UPDATED with MGM statement: An unnamed Starz staffer should get a big promotion if the premium cabler is successful in its just-filed breach of contract lawsuit against MGM. The suit accuses the company for double and even triple dipping more than 300 movies and TV series to which the multi-platformer thought it had the exclusive rights.
“In August 2019, Starz first became suspicious that MGM might have violated the terms of the Library Agreements after a Starz employee discovered that Bill & Ted’s Excellent Adventure – a film that should have been exclusive to Starz – was available for streaming on Amazon,” reads the complaint put before a federal court Monday (read it here).

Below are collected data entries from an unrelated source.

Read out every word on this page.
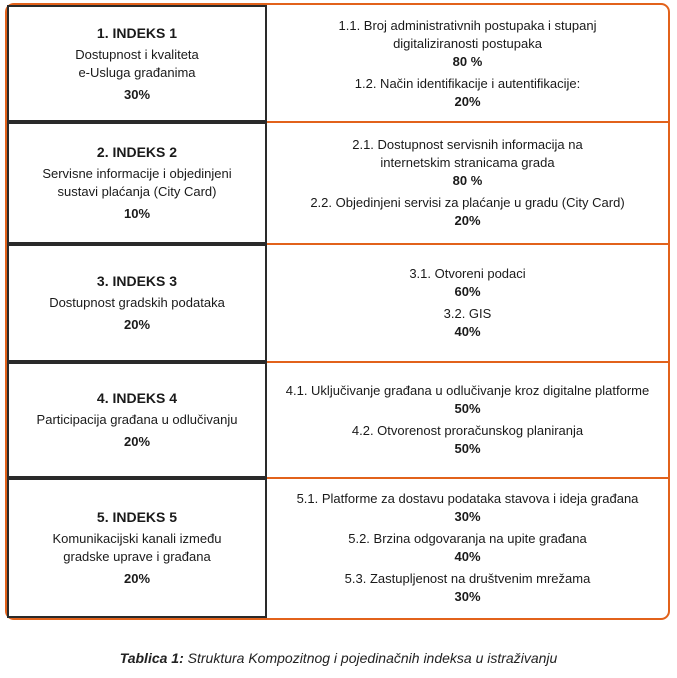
1. INDEKS 1
Dostupnost i kvaliteta
e-Usluga građanima
30%
1.1. Broj administrativnih postupaka i stupanj
digitaliziranosti postupaka
80 %
1.2. Način identifikacije i autentifikacije:
20%
2. INDEKS 2
Servisne informacije i objedinjeni
sustavi plaćanja (City Card)
10%
2.1. Dostupnost servisnih informacija na
internetskim stranicama grada
80 %
2.2. Objedinjeni servisi za plaćanje u gradu (City Card)
20%
3. INDEKS 3
Dostupnost gradskih podataka
20%
3.1. Otvoreni podaci
60%
3.2. GIS
40%
4. INDEKS 4
Participacija građana u odlučivanju
20%
4.1. Uključivanje građana u odlučivanje kroz digitalne platforme
50%
4.2. Otvorenost proračunskog planiranja
50%
5. INDEKS 5
Komunikacijski kanali između
gradske uprave i građana
20%
5.1. Platforme za dostavu podataka stavova i ideja građana
30%
5.2. Brzina odgovaranja na upite građana
40%
5.3. Zastupljenost na društvenim mrežama
30%
Tablica 1: Struktura Kompozitnog i pojedinačnih indeksa u istraživanju
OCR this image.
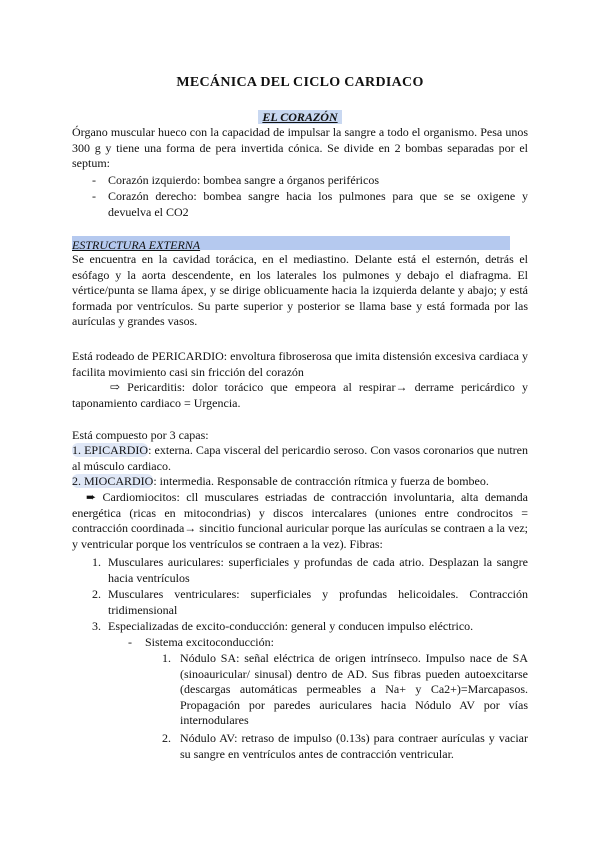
MECÁNICA DEL CICLO CARDIACO
EL CORAZÓN

Órgano muscular hueco con la capacidad de impulsar la sangre a todo el organismo. Pesa unos 300 g y tiene una forma de pera invertida cónica. Se divide en 2 bombas separadas por el septum:

- Corazón izquierdo: bombea sangre a órganos periféricos

- Corazón derecho: bombea sangre hacia los pulmones para que se se oxigene y devuelva el CO2

ESTRUCTURA EXTERNA

Se encuentra en la cavidad torácica, en el mediastino. Delante está el esternón, detrás el esófago y la aorta descendente, en los laterales los pulmones y debajo el diafragma. El vértice/punta se llama ápex, y se dirige oblicuamente hacia la izquierda delante y abajo; y está formada por ventrículos. Su parte superior y posterior se llama base y está formada por las aurículas y grandes vasos.

Está rodeado de PERICARDIO: envoltura fibroserosa que imita distensión excesiva cardiaca y facilita movimiento casi sin fricción del corazón

⇨ Pericarditis: dolor torácico que empeora al respirar→ derrame pericárdico y taponamiento cardiaco = Urgencia.

Está compuesto por 3 capas:

1. EPICARDIO: externa. Capa visceral del pericardio seroso. Con vasos coronarios que nutren al músculo cardiaco.

2. MIOCARDIO: intermedia. Responsable de contracción rítmica y fuerza de bombeo.

➨ Cardiomiocitos: cll musculares estriadas de contracción involuntaria, alta demanda energética (ricas en mitocondrias) y discos intercalares (uniones entre condrocitos = contracción coordinada→ sincitio funcional auricular porque las aurículas se contraen a la vez; y ventricular porque los ventrículos se contraen a la vez). Fibras:

1. Musculares auriculares: superficiales y profundas de cada atrio. Desplazan la sangre hacia ventrículos

2. Musculares ventriculares: superficiales y profundas helicoidales. Contracción tridimensional

3. Especializadas de excito-conducción: general y conducen impulso eléctrico.

- Sistema excitoconducción:

1. Nódulo SA: señal eléctrica de origen intrínseco. Impulso nace de SA (sinoauricular/ sinusal) dentro de AD. Sus fibras pueden autoexcitarse (descargas automáticas permeables a Na+ y Ca2+)=Marcapasos. Propagación por paredes auriculares hacia Nódulo AV por vías internodulares

2. Nódulo AV: retraso de impulso (0.13s) para contraer aurículas y vaciar su sangre en ventrículos antes de contracción ventricular.
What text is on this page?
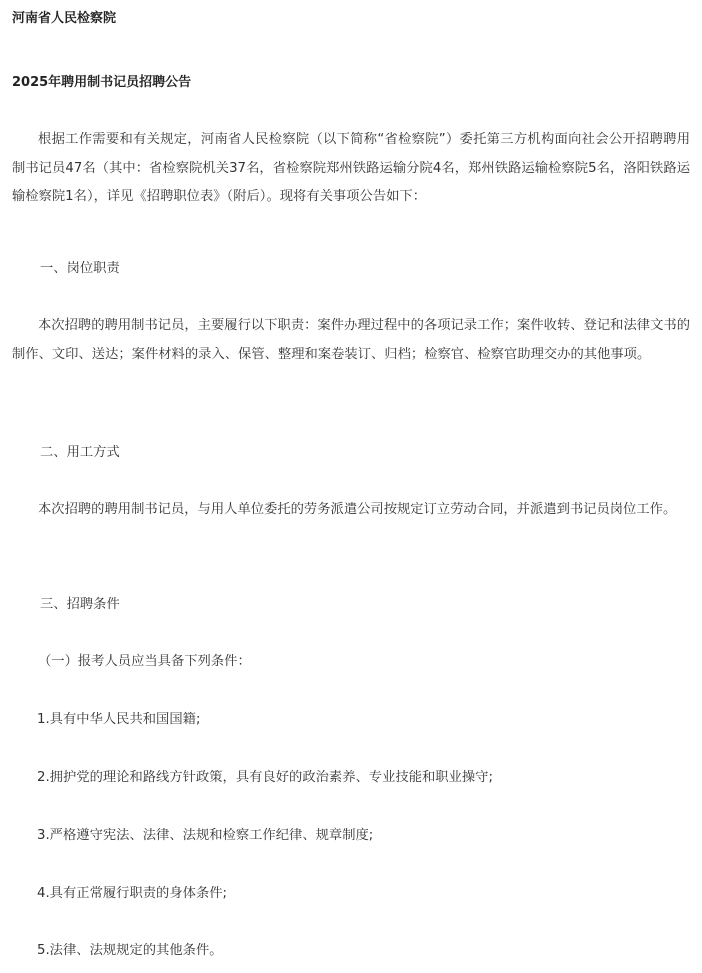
河南省人民检察院
2025年聘用制书记员招聘公告
根据工作需要和有关规定，河南省人民检察院（以下简称“省检察院”）委托第三方机构面向社会公开招聘聘用制书记员47名（其中：省检察院机关37名，省检察院郑州铁路运输分院4名，郑州铁路运输检察院5名，洛阳铁路运输检察院1名），详见《招聘职位表》（附后）。现将有关事项公告如下：
一、岗位职责
本次招聘的聘用制书记员，主要履行以下职责：案件办理过程中的各项记录工作；案件收转、登记和法律文书的制作、文印、送达；案件材料的录入、保管、整理和案卷装订、归档；检察官、检察官助理交办的其他事项。
二、用工方式
本次招聘的聘用制书记员，与用人单位委托的劳务派遣公司按规定订立劳动合同，并派遣到书记员岗位工作。
三、招聘条件
（一）报考人员应当具备下列条件：
1.具有中华人民共和国国籍;
2.拥护党的理论和路线方针政策，具有良好的政治素养、专业技能和职业操守;
3.严格遵守宪法、法律、法规和检察工作纪律、规章制度;
4.具有正常履行职责的身体条件;
5.法律、法规规定的其他条件。
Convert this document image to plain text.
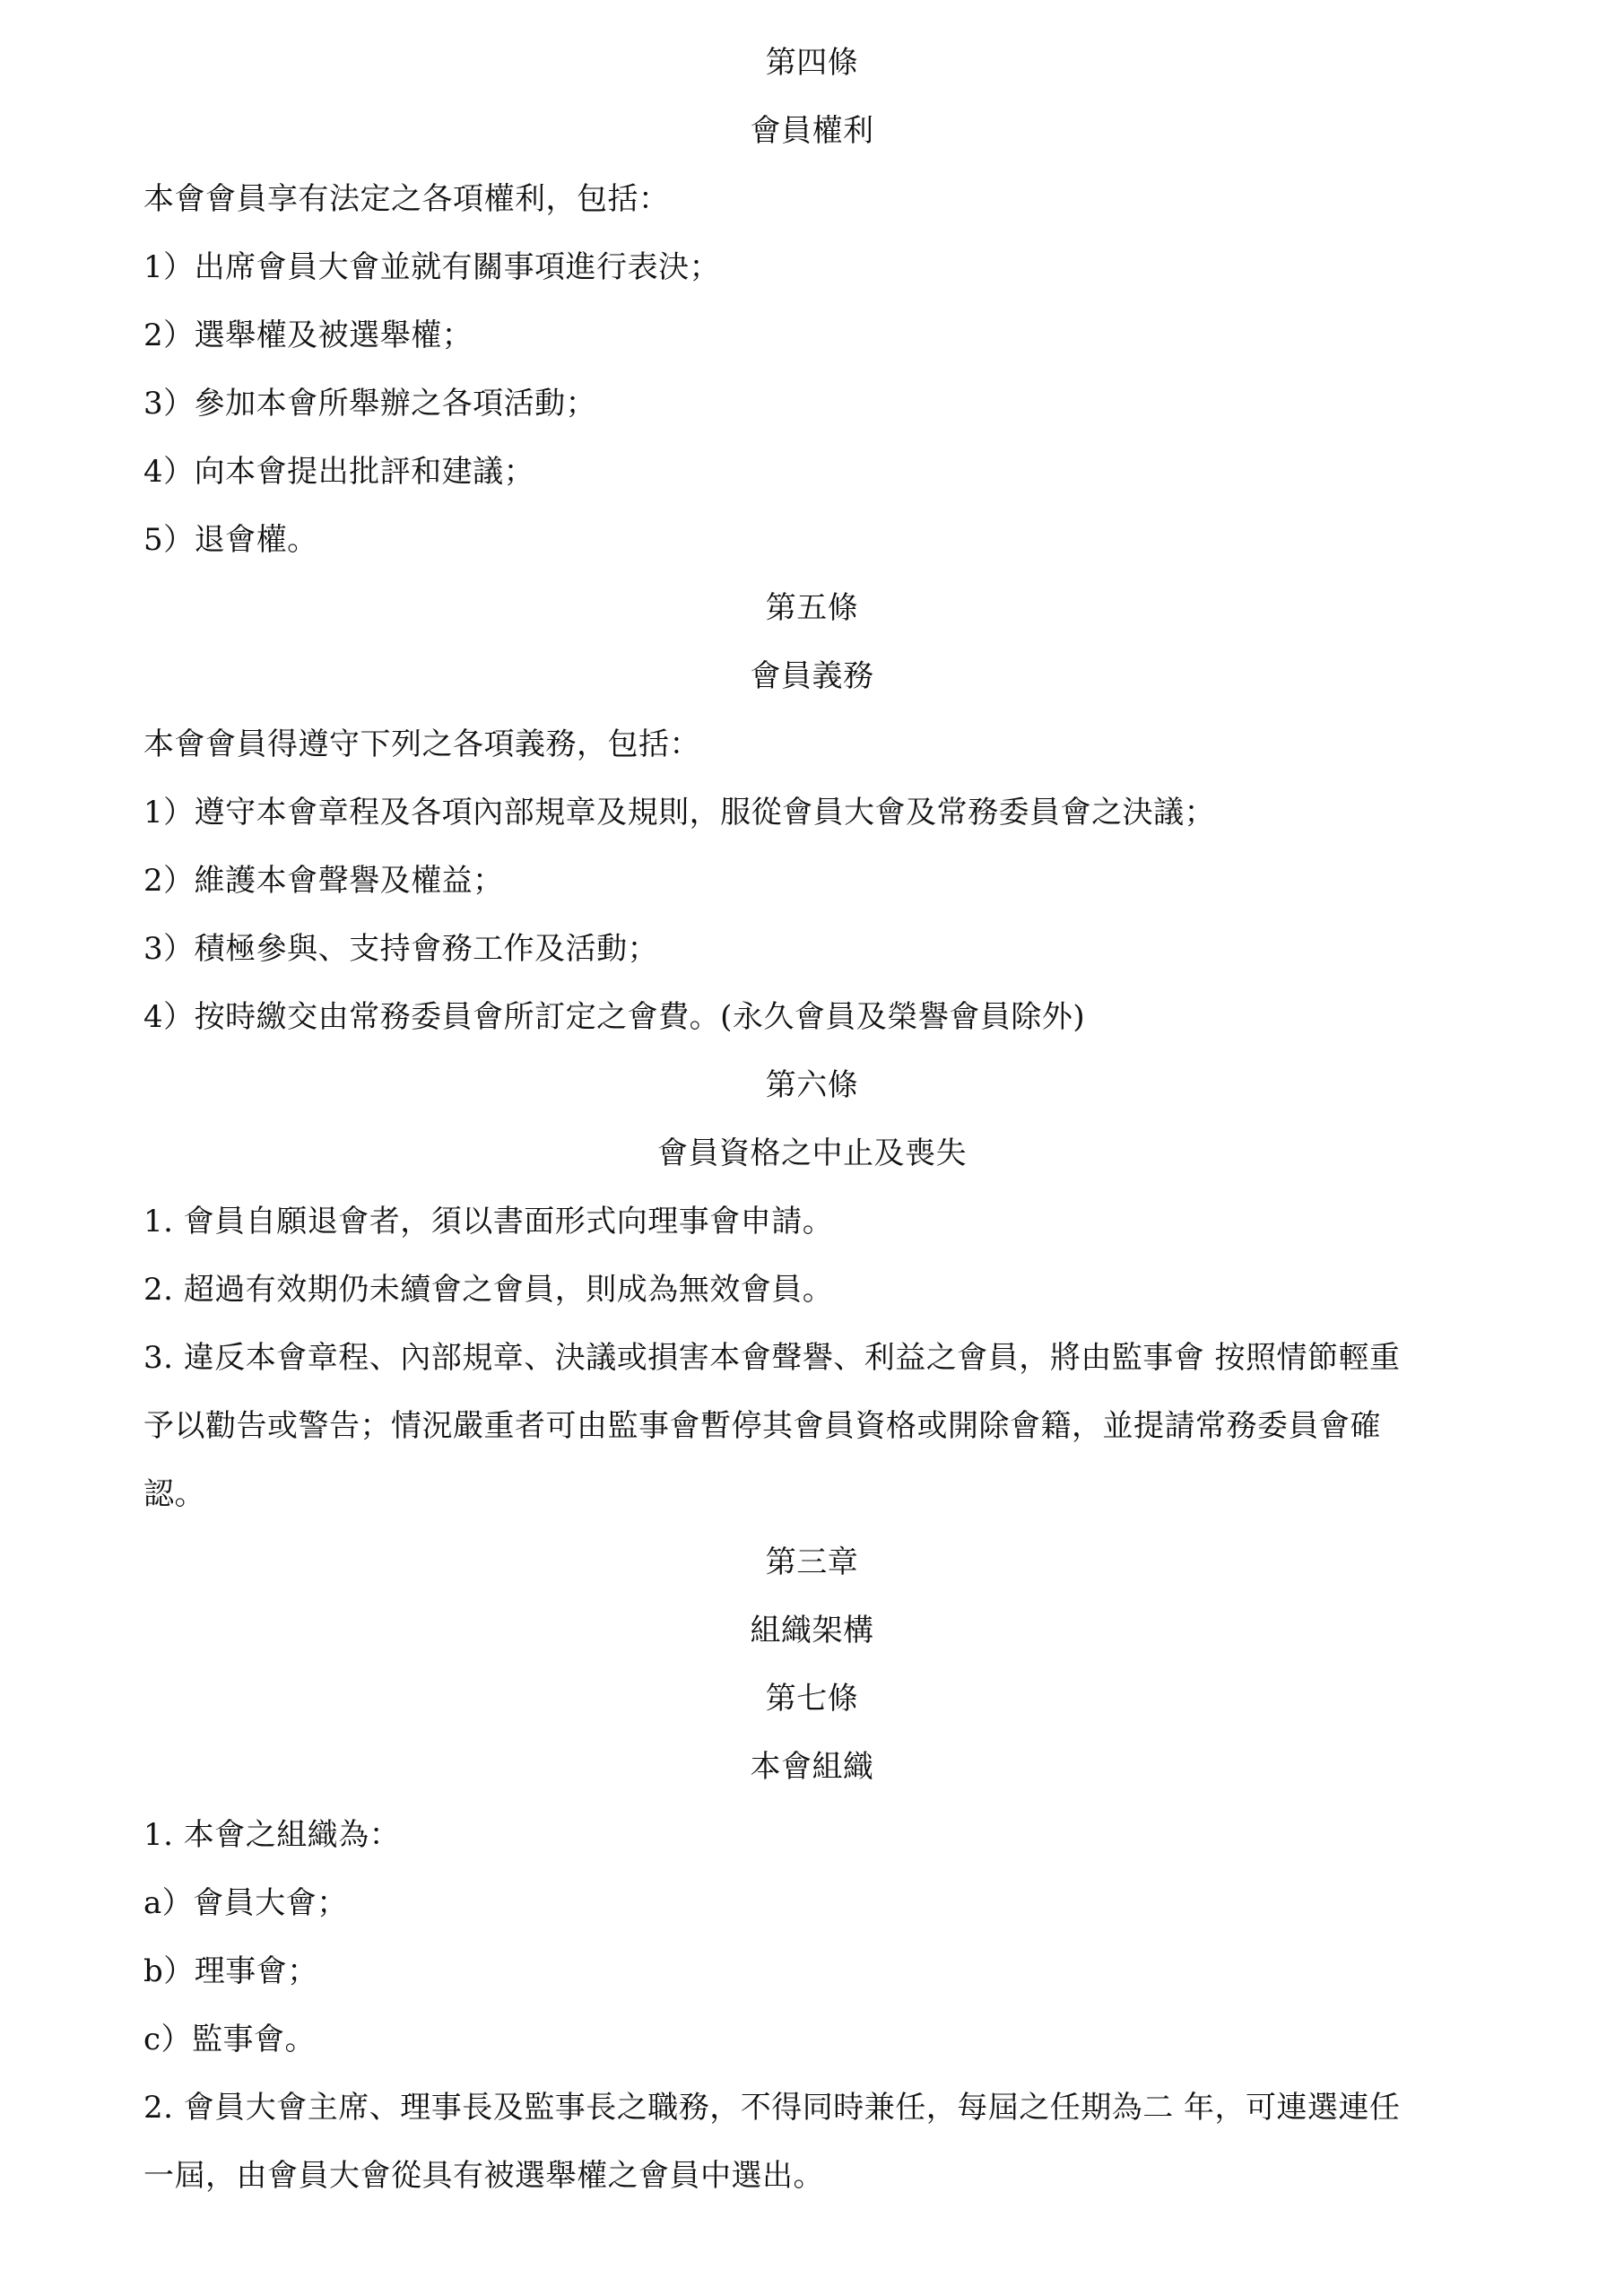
第四條
會員權利
本會會員享有法定之各項權利，包括：
1）出席會員大會並就有關事項進行表決；
2）選舉權及被選舉權；
3）參加本會所舉辦之各項活動；
4）向本會提出批評和建議；
5）退會權。
第五條
會員義務
本會會員得遵守下列之各項義務，包括：
1）遵守本會章程及各項內部規章及規則，服從會員大會及常務委員會之決議；
2）維護本會聲譽及權益；
3）積極參與、支持會務工作及活動；
4）按時繳交由常務委員會所訂定之會費。(永久會員及榮譽會員除外)
第六條
會員資格之中止及喪失
1. 會員自願退會者，須以書面形式向理事會申請。
2. 超過有效期仍未續會之會員，則成為無效會員。
3. 違反本會章程、內部規章、決議或損害本會聲譽、利益之會員，將由監事會 按照情節輕重
予以勸告或警告；情況嚴重者可由監事會暫停其會員資格或開除會籍，並提請常務委員會確
認。
第三章
組織架構
第七條
本會組織
1. 本會之組織為：
a）會員大會；
b）理事會；
c）監事會。
2. 會員大會主席、理事長及監事長之職務，不得同時兼任，每屆之任期為二 年，可連選連任
一屆，由會員大會從具有被選舉權之會員中選出。
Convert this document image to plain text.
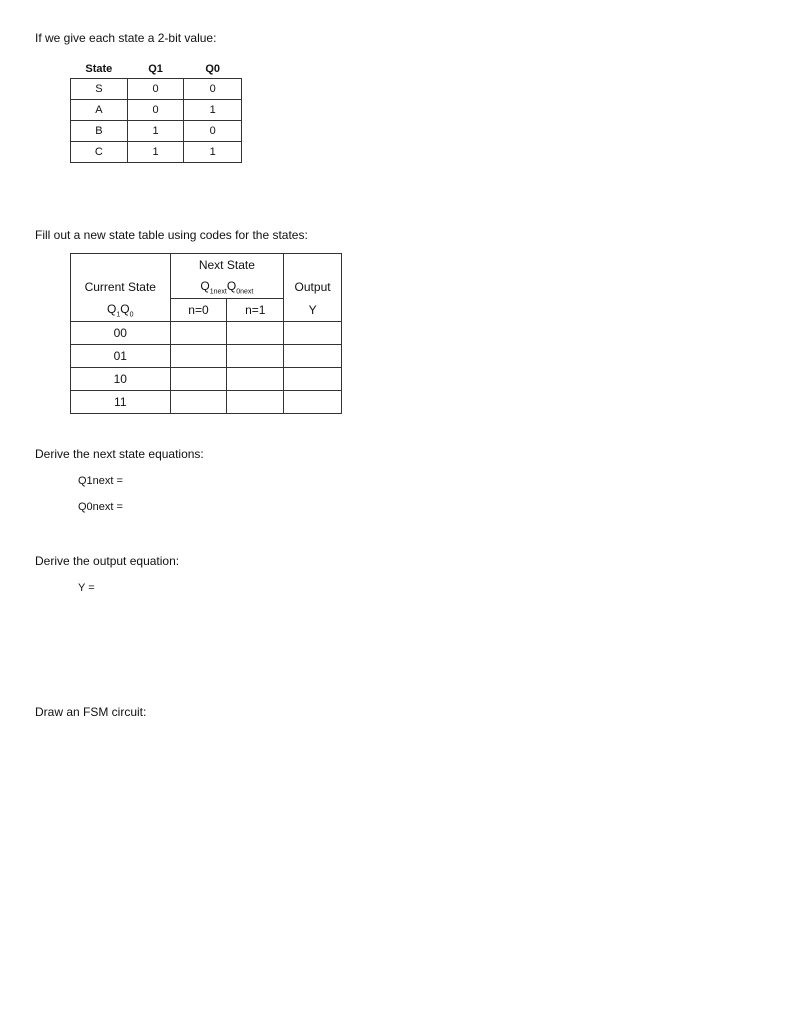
If we give each state a 2-bit value:
State	Q1	Q0
S	0	0
A	0	1
B	1	0
C	1	1
Fill out a new state table using codes for the states:
	Next State		
Current State	$Q_{1next}Q_{0next}$		Output
$Q_1Q_0$	n=0	n=1	Y
00			
01			
10			
11			
Derive the next state equations:
Q1next =
Q0next =
Derive the output equation:
Y =
Draw an FSM circuit:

“After notifying MGM of this discovery, MGM admitted this breach,” added the five-claim suit that seeks a jury trial. “Starz, however, discovered that Bill & Ted’s Excellent Adventure was far from the only film that MGM appeared to have improperly licensed.”
Citing that this seemingly five-year-old situation “has caused at least one major distributor to question Starz’s value and significantly damaged Starz’s relationship with that distributor,” the Lionsgate-owned company is seeking widespread big-bucks damages and profits.
Having taken a whack themselves, MGM went for the jugular in its response Monday.
“The lawsuit is a transparent effort by Starz to use litigation to deflect attention away from its own competitive shortcomings,” MGM’s counsel Orin Snyder said. “Starz is pretending that a routine licensing dispute with MGM, that had no meaningful financial impact, is the cause of Starz’s failure to win in the marketplace.” the hard-hitting Gibson Dunn lawyer added. “We will vigorously defend against these claims.”
Whatever form that defense takes against the home of Power and Outlander, the 25-page suit lists many other specific films besides the 1989 Keanu Reeves and Alex Winter cult classic. The likes of Mad Max, the original Terminator, a bunch of James Bond flicks, Dances With Wolves, the Tom Cruise- and Dustin Hoffman-starring Rain Man, Hannibal, Moonstruck, and The Good, the Bad, and the Ugly were also supposed to be covered under the parties’ 2013 and 2015 Library Agreements – yet apparently ended up in a lot of other places besides Starz’s outlets.
“Due to MGM’s breach, distributors of Starz’s content believed that Starz’s movies were widely available from other services, when, in fact, they should have been available only through Starz,” the initial complaint declares, noting that some MGM projects that should have been on Starz entities only actually ended up on Epix, which is owned by the defendant. “That lack of exclusivity damaged Starz vis-à-vis distributors, who placed less value on Starz’s suite of offerings due to the belief that their customers could find Starz’s movies elsewhere.”
“In short, not only has MGM admitted to breaching the exclusive rights it granted to Starz, it is plain that MGM directly profited from that breach in numerous ways.”
Dude … talk about needing to face the music.
And hey, Starz, hope you are treating that eagle-eyed employee right!